Die dem Fax zugeschriebene Sicherheit war eine Eigenschaft des Transports, nicht des Dokuments: Eine leitungsvermittelte Verbindung abzuhören setzte den Zugang zum physischen Stromkreis voraus, was den Kreis der Fähigen faktisch klein hielt. Über IP durchquert die Seite Technik, die sie verarbeitet, und je nach Dienst Server, die sie speichern. Das Protokoll hat sich nicht geändert – T.30 hat nie etwas verschlüsselt –, doch der stillschweigende Schutz darum herum ist verschwunden. Praktiken, die darauf beruhen, gerade dort, wo ärztliche oder berufliche Schweigepflicht gilt, stützen sich damit auf eine Annahme, die heute zu prüfen und nicht vorauszusetzen ist.

Häufige Fragen

Ist ein Fax sicherer als eine E-Mail?
Es war es, solange es über eine leitungsvermittelte Verbindung lief. Heute schützt eine verschlüsselte E-Mail den Inhalt, das Fax nicht; dafür wird ein Fax an ein bekanntes Gerät zugestellt, während eine E-Mail ohne jeden Aufwand weitergeleitet wird. Die beiden Risiken sind verschiedener Art.
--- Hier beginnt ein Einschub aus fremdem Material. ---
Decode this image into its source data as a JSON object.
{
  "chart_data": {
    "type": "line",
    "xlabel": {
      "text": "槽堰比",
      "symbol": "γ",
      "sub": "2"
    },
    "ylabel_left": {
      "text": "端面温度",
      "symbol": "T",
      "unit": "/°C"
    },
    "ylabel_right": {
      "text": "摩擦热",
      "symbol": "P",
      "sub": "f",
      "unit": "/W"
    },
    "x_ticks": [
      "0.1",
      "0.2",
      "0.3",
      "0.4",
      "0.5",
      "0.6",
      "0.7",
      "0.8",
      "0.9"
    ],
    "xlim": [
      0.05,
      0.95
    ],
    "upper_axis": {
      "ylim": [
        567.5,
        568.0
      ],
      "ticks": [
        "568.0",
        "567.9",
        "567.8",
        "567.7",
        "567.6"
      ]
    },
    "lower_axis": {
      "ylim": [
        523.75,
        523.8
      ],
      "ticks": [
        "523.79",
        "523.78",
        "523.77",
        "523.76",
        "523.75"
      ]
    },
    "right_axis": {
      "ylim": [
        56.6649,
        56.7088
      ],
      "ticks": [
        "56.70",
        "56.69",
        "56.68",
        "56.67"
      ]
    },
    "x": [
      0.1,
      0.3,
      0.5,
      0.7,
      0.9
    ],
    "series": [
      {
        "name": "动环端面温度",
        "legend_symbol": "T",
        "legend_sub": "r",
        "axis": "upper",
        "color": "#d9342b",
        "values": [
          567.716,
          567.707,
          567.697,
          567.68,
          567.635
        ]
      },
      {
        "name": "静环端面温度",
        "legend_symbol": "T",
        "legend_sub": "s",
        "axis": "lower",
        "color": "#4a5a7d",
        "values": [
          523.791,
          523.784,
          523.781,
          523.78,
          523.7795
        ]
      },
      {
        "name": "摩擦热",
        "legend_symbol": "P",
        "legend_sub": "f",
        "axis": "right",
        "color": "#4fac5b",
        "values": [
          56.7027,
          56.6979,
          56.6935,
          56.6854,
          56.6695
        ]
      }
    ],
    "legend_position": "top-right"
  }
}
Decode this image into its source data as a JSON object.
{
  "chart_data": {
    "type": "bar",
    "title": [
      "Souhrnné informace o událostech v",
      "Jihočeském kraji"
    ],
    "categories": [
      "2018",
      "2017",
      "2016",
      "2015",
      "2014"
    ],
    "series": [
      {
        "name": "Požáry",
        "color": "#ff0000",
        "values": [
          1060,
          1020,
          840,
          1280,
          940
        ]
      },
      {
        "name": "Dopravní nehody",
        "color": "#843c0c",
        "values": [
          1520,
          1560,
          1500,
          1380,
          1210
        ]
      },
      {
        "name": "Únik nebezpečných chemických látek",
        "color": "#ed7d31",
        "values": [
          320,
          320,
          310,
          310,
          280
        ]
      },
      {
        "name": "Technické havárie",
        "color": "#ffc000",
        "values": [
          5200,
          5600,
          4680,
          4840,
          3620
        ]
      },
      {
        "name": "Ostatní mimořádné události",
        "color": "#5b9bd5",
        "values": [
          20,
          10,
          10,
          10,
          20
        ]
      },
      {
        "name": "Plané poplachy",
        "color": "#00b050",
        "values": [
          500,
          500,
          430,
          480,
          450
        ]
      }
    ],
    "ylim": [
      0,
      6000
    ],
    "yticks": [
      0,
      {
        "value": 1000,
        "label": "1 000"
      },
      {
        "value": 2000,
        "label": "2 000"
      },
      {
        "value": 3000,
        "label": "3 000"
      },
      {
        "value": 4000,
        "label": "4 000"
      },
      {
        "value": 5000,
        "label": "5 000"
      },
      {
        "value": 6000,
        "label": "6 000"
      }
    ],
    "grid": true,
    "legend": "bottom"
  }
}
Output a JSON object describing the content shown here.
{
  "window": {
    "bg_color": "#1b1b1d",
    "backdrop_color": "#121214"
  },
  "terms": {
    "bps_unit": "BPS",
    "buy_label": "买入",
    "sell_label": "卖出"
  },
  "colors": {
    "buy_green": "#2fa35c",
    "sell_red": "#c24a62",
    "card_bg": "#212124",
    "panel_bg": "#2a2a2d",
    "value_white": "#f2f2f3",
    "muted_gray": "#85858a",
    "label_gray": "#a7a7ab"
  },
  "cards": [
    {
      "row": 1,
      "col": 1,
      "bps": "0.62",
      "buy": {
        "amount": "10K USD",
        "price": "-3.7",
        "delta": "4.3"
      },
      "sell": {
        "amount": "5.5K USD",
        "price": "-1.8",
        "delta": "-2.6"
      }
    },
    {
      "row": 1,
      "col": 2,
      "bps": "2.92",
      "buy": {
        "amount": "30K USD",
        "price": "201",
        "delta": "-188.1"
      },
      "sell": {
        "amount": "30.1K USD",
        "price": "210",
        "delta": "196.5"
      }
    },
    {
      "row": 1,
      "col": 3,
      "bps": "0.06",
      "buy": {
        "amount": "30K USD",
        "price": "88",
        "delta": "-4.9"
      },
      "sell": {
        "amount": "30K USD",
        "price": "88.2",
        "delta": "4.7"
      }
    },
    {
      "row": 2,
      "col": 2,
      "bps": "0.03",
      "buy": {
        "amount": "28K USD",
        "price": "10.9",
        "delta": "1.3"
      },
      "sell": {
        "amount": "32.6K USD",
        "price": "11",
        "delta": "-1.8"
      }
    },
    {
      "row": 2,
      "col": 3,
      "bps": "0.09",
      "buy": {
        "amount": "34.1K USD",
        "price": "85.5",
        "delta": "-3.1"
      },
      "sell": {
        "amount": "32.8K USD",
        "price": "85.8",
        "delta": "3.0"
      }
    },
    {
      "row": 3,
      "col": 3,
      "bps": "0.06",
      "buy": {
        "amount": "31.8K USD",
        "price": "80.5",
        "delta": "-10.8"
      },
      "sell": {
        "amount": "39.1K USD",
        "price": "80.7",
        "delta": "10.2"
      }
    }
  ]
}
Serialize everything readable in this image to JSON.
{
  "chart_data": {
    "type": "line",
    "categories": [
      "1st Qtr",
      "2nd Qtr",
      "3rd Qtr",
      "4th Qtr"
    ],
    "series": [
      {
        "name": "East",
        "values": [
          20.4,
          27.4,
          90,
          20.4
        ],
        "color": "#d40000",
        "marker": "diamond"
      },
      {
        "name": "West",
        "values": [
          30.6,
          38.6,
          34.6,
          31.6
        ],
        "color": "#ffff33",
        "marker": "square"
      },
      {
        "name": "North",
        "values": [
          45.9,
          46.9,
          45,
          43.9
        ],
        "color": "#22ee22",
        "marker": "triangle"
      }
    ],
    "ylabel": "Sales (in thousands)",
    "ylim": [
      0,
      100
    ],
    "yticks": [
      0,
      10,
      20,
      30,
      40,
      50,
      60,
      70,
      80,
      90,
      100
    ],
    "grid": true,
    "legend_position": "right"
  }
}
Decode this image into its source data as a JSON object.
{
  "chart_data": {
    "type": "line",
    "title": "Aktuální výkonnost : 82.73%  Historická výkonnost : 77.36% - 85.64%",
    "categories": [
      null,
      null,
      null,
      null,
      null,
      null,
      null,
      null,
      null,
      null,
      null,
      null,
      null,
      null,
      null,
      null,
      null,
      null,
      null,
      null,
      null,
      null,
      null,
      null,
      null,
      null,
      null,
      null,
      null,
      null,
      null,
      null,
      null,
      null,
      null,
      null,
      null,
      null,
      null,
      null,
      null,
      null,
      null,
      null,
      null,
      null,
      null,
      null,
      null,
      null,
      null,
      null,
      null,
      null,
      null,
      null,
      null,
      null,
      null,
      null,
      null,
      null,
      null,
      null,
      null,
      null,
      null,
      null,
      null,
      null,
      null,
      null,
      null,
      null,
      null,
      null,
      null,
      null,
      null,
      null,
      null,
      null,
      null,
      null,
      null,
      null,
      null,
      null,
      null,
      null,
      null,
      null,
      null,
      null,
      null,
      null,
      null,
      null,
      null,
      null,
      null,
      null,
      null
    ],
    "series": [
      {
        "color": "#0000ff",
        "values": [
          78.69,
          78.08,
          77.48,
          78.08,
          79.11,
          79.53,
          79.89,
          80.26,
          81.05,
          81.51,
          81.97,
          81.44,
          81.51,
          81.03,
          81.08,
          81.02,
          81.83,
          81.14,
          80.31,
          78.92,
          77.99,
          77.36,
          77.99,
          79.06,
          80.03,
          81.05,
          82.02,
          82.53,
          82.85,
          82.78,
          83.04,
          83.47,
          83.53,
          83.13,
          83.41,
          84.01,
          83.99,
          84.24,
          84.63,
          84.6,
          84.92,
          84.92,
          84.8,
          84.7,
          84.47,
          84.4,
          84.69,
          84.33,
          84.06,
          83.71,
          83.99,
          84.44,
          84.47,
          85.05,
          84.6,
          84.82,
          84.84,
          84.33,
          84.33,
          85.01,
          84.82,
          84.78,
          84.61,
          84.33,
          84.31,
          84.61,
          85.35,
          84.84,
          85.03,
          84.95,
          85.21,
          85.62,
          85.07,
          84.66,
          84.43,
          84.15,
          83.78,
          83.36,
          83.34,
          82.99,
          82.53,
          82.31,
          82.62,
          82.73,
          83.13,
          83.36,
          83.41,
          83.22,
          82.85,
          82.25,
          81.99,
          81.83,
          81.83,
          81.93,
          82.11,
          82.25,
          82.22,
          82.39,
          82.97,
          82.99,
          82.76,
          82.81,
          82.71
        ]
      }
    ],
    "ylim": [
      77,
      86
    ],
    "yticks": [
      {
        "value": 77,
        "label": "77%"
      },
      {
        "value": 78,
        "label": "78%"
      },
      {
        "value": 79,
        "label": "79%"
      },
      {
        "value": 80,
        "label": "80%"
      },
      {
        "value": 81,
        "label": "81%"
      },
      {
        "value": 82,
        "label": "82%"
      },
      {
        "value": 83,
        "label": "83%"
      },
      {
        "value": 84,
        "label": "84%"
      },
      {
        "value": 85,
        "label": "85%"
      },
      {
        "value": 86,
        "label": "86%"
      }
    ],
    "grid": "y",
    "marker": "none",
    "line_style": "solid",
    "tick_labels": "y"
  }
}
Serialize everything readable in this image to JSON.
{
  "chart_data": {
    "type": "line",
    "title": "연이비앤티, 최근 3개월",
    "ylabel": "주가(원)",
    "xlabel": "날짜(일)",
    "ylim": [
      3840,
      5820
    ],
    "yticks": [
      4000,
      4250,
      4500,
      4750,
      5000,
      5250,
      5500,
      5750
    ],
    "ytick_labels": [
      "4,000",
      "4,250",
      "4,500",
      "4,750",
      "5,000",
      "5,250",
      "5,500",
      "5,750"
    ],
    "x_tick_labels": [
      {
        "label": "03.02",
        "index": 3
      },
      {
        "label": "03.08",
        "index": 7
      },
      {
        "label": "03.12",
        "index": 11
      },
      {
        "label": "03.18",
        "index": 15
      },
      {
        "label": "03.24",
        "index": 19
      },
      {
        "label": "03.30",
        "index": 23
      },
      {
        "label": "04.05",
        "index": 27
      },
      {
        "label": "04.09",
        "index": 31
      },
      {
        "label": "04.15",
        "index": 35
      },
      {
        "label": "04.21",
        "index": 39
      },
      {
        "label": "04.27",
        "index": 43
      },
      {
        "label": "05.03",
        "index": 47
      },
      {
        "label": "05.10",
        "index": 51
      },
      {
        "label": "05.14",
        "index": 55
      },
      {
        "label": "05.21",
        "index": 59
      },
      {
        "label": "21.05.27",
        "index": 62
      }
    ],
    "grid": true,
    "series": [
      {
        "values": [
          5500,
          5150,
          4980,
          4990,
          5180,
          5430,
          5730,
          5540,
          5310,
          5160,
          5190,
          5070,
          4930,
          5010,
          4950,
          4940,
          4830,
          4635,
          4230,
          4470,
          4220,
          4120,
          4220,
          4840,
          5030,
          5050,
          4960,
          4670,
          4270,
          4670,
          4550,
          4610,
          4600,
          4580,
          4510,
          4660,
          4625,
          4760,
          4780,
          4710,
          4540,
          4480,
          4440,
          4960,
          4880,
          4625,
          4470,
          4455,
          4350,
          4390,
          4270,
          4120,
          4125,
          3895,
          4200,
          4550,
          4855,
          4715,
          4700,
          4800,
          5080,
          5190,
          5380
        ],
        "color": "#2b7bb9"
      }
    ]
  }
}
Eignet sich das Fax für Gesundheitsdaten?
Es wird weiterhin viel genutzt, und die ärztliche oder berufliche Schweigepflicht gilt für das Dokument unabhängig vom Übertragungsweg. Die sinnvolle Vorsicht besteht nicht darin, dem Kanal zu vertrauen, sondern die Nummer zu prüfen, das Deckblatt inhaltsarm zu halten und zu wissen, wo die übermittelte Kopie aufbewahrt wird.